Wir Menschen werden in eine Wahrnehmung gezwungen. Egal, welche Theorie dies besagt, es bedeutet ein und dasselbe. Wir stecken fest. Die Welt sieht so und so für uns aus und basta. Es gibt aber noch eine Theorie, die besagt, dass wir einen freien Willen haben und uns demnach doch entscheiden könnten, wie wir die Welt um uns herum wahrnehmen wollen.

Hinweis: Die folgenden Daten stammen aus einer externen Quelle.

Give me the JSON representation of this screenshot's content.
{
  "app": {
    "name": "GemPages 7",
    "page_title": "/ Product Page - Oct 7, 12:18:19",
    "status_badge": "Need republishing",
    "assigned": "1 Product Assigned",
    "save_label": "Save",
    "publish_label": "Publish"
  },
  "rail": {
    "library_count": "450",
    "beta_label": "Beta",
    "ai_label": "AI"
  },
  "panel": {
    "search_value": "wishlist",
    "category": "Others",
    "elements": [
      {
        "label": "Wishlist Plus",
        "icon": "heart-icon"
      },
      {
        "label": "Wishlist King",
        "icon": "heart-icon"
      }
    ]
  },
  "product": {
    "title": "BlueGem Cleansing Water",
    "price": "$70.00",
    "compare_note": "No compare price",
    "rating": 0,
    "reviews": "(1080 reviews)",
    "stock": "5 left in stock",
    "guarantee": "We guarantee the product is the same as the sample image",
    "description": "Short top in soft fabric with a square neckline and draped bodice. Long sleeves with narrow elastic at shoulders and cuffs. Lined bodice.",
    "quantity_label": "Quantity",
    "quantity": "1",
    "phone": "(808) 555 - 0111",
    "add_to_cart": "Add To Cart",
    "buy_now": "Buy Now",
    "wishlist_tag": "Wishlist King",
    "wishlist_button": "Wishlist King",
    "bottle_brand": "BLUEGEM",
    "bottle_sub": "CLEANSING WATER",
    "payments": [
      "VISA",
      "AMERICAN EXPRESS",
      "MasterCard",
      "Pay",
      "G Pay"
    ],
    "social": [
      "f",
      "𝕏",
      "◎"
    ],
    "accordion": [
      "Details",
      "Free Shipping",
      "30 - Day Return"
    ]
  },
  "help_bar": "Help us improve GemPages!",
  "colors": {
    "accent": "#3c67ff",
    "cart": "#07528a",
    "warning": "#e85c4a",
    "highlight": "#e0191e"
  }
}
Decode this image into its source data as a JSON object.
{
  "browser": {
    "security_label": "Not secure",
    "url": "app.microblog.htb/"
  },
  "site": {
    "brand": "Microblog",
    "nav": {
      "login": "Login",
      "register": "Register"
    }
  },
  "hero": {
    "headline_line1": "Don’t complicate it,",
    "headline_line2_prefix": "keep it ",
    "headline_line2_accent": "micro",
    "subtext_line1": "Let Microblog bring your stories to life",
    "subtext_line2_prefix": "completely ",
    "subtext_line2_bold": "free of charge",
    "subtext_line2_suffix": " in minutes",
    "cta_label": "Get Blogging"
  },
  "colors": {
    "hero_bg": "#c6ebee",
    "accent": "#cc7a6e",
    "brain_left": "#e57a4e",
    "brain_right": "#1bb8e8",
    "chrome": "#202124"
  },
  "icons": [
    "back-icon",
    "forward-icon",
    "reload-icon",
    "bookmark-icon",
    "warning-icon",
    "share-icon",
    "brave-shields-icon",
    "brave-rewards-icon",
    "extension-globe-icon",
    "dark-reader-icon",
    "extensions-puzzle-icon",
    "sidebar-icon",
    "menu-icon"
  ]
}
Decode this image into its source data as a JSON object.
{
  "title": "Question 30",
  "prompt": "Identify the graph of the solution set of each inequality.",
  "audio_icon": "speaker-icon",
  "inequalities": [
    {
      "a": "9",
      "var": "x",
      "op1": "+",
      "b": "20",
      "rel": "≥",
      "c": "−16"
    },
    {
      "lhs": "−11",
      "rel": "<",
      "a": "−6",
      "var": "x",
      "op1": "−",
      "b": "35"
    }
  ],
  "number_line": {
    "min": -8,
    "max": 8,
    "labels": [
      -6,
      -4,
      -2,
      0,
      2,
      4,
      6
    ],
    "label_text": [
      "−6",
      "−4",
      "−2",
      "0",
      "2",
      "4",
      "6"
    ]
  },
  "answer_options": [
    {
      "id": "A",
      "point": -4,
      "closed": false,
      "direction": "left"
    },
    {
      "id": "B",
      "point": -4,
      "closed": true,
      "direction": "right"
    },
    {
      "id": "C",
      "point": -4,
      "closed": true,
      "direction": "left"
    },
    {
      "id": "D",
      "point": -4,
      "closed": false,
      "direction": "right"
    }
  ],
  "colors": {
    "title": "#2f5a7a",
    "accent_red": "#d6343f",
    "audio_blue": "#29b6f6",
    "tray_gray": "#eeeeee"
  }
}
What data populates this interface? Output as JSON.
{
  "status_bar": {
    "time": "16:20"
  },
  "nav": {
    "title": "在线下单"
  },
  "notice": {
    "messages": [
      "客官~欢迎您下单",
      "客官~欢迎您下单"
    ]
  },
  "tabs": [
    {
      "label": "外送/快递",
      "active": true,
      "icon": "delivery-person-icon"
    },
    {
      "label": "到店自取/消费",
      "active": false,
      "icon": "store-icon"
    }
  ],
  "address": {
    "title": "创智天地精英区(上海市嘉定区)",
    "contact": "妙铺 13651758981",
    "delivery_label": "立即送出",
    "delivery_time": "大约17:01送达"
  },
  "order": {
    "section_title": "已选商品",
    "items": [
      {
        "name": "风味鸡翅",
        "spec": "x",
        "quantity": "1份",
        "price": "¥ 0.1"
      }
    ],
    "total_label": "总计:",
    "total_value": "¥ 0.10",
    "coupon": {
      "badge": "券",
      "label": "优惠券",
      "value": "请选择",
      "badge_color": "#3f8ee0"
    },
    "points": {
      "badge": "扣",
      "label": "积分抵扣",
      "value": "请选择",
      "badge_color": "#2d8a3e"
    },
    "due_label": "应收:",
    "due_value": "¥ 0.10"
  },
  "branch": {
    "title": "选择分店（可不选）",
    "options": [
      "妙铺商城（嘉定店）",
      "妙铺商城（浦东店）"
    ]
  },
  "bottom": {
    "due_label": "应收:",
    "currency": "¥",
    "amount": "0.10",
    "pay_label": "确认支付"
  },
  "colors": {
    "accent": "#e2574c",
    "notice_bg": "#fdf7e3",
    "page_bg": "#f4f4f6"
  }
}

Ein Wissenschaftler namens Rupert Sheldrake, stellte laut Wikipedia 1981 eine Hypothese auf, nach der sogenannte 1981 stellte er eine Hypothese auf, nach der sogenannte morphische Felder existieren, die die Entwicklung von Strukturen beeinflussen sollen. Leider wird seine Hypothese in den Naturwissenschaften abgelehnt. Klar, es könnte ja etwas herauskommen, das die Welt der Mächtigen auf den Kopf stellt und sie nichts mehr zusagen haben, weil wir sie nicht mehr brauchen und selbst alles (uns mit eingeschlossen) auf die Beine stellen.

Man könnte diese Felder übrigens auch Bewusstseinsfelder (Bewusstseinsblasen?) nennen, da sie auf die jeweiligen Lebewesen einen mächtigen Einfluss haben.